Ancak hakem Erdem Temel de aynı hızla başladı maça. 3. dakikada Ertuğrul’un topukla vurduğu topu kaleci son anda çelerken dönen topta Berat’ın Serdar Güncü tarafından yaka paça indirilişini görmezden geldi İzmir bölgesi hakemi.
Maçı kazanmaya kararlı olan yeşil beyazlı takım 7 ve 8 dakikalarda Çağatay’la çok net iki fırsatı heba etse de aynı Çağatay, 16’da kalecinin üzerinden aşırttığı topu kafayla boş kaleye göndererek golle takımını öne geçirdi.
Timsah’ın golcüsü 30. dakikada ise Abdullah Tazgel’in pasında bir kez daha kaleciyi geçip dar açıdan topu filelere gönderdi.
Bu gol uzun zaman sonra ilk kez bu derece dolu ve coşkulu gördüğümüz tribünleri de galibiyete inandırdı.
Ancak 45+3’te sahneye çıkan Erdem Temel, Furkan Emre’nin Hasan Ali’yi karşıladığı pozisyonda faul verdiği yetmezmiş gibi, bir de pozisyonu ‘ceza sahası içine’ taşıyıp penaltı verince rüzgâr tersine dönmeye başladı.
İkinci yarıya son dakikada bulduğu golün moraliyle başlayan Serik Belediyespor, Furkan Emre’nin hangi akla hizmet altıpasa indirdiğini anlamadığım topu Uğur Mustafa Türk ile filelere göndererek eşitliği yakaladı.
Sonrasında 3 puan için çabalayan Bursaspor’un karşısına bir kez daha hakem Erdem Temel çıktı.
75. dakikada Ömer Turan’a yapılan net penaltıyı görmezden gelen hakem Timsah’ın 2 puanını da umutlarını da alıp gitti Bursa’dan.
Hakem ‘yeteneksiz’ desem nasıl hakem olduğunu sorgulamak lazım, ‘art niyetli’ desem o daha da vahim.
Serik gibi bir ilçe takımı karşısında bile hem de Bursa’da, hakemler ‘takdir’ haklarını Bursaspor’un aleyhinde kullanıyorsa suçu kendimizde arayalım.

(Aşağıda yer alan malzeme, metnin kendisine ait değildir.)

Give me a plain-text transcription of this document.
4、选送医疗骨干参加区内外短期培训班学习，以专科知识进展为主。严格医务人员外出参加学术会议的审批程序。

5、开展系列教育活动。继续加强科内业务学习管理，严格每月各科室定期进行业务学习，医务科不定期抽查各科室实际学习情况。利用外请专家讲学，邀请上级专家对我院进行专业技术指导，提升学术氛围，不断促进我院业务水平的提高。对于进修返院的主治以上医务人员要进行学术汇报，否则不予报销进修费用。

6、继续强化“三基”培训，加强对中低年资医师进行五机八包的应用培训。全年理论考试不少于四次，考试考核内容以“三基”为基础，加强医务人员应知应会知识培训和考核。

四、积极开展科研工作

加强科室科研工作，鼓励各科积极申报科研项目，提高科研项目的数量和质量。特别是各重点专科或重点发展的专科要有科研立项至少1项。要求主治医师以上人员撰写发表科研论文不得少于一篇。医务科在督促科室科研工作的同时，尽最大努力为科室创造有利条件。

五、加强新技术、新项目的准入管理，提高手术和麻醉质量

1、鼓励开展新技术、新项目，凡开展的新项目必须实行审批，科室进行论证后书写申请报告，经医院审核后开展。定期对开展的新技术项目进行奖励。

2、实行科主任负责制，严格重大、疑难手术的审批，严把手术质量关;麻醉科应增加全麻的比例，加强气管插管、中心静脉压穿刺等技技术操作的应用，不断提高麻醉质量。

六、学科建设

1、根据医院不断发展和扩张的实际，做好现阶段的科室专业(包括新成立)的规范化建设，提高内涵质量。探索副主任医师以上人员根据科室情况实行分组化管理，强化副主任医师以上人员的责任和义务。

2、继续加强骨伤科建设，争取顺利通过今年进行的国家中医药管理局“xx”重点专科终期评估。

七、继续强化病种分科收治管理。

Biz bu kulübün büyüklüğünü çoktan unutturmuşusuz demek ki.
Sinan Bür başkanlığındaki yönetimin de mayısta gelecek yönetimin de Bursaspor’un kim olduğunu tüm Türkiye’ye hatırlatmasına ihtiyaç var anlaşılan.
Bu kulüp öyle basiretsiz hakemlerin elinde oyuncak olacak bir kulüp değil.

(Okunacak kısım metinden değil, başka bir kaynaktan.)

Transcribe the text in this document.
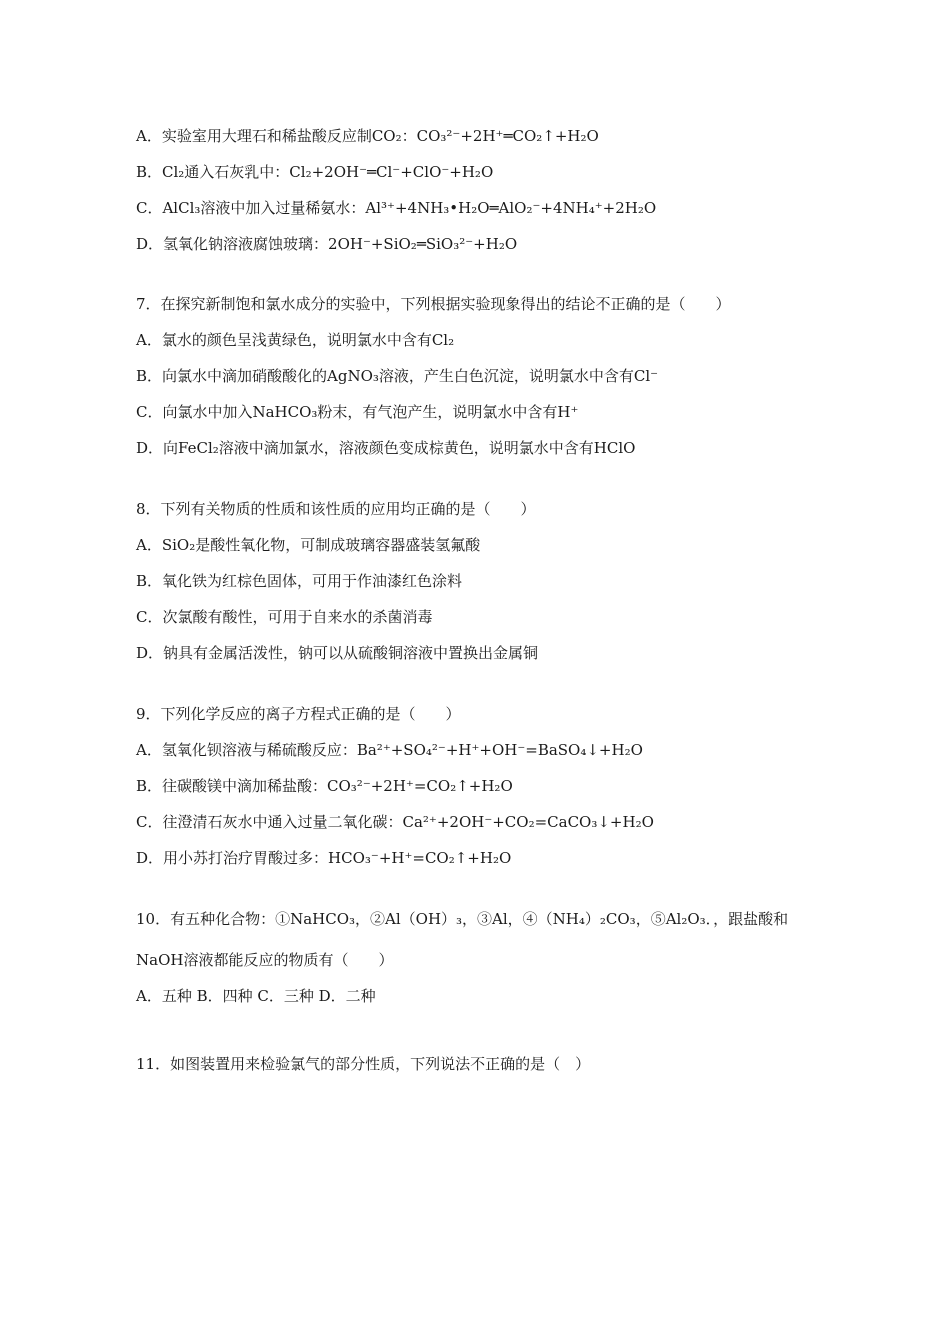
A．实验室用大理石和稀盐酸反应制CO₂：CO₃²⁻+2H⁺═CO₂↑+H₂O
B．Cl₂通入石灰乳中：Cl₂+2OH⁻═Cl⁻+ClO⁻+H₂O
C．AlCl₃溶液中加入过量稀氨水：Al³⁺+4NH₃•H₂O═AlO₂⁻+4NH₄⁺+2H₂O
D．氢氧化钠溶液腐蚀玻璃：2OH⁻+SiO₂═SiO₃²⁻+H₂O
7．在探究新制饱和氯水成分的实验中，下列根据实验现象得出的结论不正确的是（　　）
A．氯水的颜色呈浅黄绿色，说明氯水中含有Cl₂
B．向氯水中滴加硝酸酸化的AgNO₃溶液，产生白色沉淀，说明氯水中含有Cl⁻
C．向氯水中加入NaHCO₃粉末，有气泡产生，说明氯水中含有H⁺
D．向FeCl₂溶液中滴加氯水，溶液颜色变成棕黄色，说明氯水中含有HClO
8．下列有关物质的性质和该性质的应用均正确的是（　　）
A．SiO₂是酸性氧化物，可制成玻璃容器盛装氢氟酸
B．氧化铁为红棕色固体，可用于作油漆红色涂料
C．次氯酸有酸性，可用于自来水的杀菌消毒
D．钠具有金属活泼性，钠可以从硫酸铜溶液中置换出金属铜
9．下列化学反应的离子方程式正确的是（　　）
A．氢氧化钡溶液与稀硫酸反应：Ba²⁺+SO₄²⁻+H⁺+OH⁻=BaSO₄↓+H₂O
B．往碳酸镁中滴加稀盐酸：CO₃²⁻+2H⁺=CO₂↑+H₂O
C．往澄清石灰水中通入过量二氧化碳：Ca²⁺+2OH⁻+CO₂=CaCO₃↓+H₂O
D．用小苏打治疗胃酸过多：HCO₃⁻+H⁺=CO₂↑+H₂O
10．有五种化合物：①NaHCO₃，②Al（OH）₃，③Al，④（NH₄）₂CO₃，⑤Al₂O₃．，跟盐酸和
NaOH溶液都能反应的物质有（　　）
A．五种 B．四种 C．三种 D．二种
11．如图装置用来检验氯气的部分性质，下列说法不正确的是（　）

Tabii bunun için öncelikle ‘diriliş’i hem saha içinde hem de saha dışında başlatacak bir yapının mayıstaki kongrede Bursaspor’un başına geçmesi gerek.
Bursa’nın ileri gelenleri bu camianın sesini duysun artık.
Kimsenin bu kentten futbolu çalmalarına izin vermeyin.
Unutmayın Bursa futbolsuz, futbol ‘Bursaspor’suz hep eksik kalır!